During his CES keynote on Monday, Intel CEO Brian Krzanich said that updates for Meltdown and Spectre for more than 90 percent of the company’s processors introduced in the past five years will be released by the end of the week, and the rest by the end of January.
“We believe the performance impact of these updates is highly workload-dependent. As a result, we expect some workloads may have a larger impact than others, so we will continue working with the industry to minimize the impact on those workloads over time,” he noted.
“As of now, we have not received any information that these exploits have been used to obtain customer data. And we are working tirelessly on these issues to ensure it stays that way. The best thing you can do to make sure your data remains safe is to apply any updates from your operating system vendor and system manufacturer as soon as they become available.”

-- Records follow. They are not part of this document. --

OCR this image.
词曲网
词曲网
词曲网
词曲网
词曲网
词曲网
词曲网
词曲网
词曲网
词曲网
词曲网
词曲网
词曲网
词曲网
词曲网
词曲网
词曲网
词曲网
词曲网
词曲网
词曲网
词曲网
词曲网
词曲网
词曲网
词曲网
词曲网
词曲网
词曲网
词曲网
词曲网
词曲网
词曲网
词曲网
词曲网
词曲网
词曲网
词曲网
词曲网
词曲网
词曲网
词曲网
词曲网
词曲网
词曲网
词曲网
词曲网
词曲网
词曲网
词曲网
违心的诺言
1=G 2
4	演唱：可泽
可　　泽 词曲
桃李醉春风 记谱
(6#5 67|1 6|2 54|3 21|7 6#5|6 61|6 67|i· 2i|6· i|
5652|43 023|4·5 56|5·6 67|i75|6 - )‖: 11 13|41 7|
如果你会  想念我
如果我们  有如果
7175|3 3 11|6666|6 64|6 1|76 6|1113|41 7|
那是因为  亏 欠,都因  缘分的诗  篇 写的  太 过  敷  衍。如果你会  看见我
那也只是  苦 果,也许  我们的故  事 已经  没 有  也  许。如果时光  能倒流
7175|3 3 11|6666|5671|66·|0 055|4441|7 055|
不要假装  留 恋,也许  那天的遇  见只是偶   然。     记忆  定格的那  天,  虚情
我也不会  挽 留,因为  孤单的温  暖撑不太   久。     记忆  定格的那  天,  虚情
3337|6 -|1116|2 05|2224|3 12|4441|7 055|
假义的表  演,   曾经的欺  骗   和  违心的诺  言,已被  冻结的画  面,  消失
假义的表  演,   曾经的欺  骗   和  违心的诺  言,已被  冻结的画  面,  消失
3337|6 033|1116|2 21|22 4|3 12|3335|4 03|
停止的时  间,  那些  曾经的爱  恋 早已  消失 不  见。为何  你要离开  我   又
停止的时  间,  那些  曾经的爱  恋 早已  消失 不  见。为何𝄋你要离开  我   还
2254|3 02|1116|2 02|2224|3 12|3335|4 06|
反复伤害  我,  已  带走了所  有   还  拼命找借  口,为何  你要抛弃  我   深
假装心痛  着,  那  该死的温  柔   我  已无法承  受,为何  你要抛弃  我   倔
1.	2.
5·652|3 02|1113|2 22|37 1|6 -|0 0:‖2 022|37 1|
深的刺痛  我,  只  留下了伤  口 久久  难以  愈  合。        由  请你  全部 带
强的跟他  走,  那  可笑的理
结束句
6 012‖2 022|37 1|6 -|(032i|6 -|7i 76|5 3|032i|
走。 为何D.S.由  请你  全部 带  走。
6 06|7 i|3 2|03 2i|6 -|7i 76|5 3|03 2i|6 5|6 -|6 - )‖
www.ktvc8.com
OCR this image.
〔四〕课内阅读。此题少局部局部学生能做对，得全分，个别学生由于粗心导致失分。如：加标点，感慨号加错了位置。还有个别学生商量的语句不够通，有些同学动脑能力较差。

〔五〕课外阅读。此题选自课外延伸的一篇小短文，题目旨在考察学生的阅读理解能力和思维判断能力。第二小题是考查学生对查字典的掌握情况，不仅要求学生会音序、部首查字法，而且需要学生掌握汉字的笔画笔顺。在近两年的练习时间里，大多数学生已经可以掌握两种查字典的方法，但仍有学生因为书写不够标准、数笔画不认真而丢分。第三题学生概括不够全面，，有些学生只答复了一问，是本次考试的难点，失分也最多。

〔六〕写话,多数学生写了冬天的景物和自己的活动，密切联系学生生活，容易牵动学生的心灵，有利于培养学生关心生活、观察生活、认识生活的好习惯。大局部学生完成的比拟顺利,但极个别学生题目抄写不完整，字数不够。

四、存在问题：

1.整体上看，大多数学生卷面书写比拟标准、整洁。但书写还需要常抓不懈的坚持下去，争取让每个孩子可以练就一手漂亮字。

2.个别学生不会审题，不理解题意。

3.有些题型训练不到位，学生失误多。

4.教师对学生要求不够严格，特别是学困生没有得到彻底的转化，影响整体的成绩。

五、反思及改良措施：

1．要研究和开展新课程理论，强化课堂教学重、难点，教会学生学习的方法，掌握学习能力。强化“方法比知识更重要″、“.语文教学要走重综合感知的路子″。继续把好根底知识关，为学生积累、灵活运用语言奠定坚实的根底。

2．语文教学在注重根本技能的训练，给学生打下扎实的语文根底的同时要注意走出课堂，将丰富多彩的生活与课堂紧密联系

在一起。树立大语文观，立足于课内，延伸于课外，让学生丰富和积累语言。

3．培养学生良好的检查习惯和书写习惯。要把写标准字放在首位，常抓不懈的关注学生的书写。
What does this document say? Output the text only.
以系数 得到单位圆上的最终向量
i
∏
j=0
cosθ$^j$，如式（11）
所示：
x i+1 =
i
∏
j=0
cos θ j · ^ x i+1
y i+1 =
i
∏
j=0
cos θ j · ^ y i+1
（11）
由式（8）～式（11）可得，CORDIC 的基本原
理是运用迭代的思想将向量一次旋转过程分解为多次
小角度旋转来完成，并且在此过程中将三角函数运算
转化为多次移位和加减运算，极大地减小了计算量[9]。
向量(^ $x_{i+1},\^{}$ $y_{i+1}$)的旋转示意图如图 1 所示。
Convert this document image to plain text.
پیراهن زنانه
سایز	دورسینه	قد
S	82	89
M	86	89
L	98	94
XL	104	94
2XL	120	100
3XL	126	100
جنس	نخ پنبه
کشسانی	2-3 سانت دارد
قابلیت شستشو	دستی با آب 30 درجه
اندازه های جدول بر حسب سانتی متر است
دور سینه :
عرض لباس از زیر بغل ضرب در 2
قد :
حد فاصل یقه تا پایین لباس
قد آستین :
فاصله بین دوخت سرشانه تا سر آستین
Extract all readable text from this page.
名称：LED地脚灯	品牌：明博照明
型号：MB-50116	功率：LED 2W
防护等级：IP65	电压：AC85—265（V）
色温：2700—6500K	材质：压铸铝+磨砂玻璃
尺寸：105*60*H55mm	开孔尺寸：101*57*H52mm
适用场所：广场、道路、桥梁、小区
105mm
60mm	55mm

On the same day, via an internal memo, he also told employees that Intel will gain a new internal security group.
According to OregonLive, who got their hands on the memo, the Intel Product Assurance and Security group will be run by Intel human resources chief Leslie Culbertson. She will be joined by Josh Walden, the current head of Intel’s new technology group, and Steve Smith, Intel VP and general manager of its data center engineering group.
Krzanich continued to stress that the Meltdown and Spectre vulnerability were not just an Intel issue, but affected the whole chip-making industry. Nevertheless, the company has been hit with class-action lawsuits over the processor vulnerabilities in several US states.
Problems with patch implementation
Apple issued patched for Meltdown last week, and then on Monday it pushed out Spectre-mitigation patches via security updates for iOS 11, macOS High Sierra, Sierra, and OS X El Capitan (the patches contain security improvements to Safari and WebKit). For now, they seem stable.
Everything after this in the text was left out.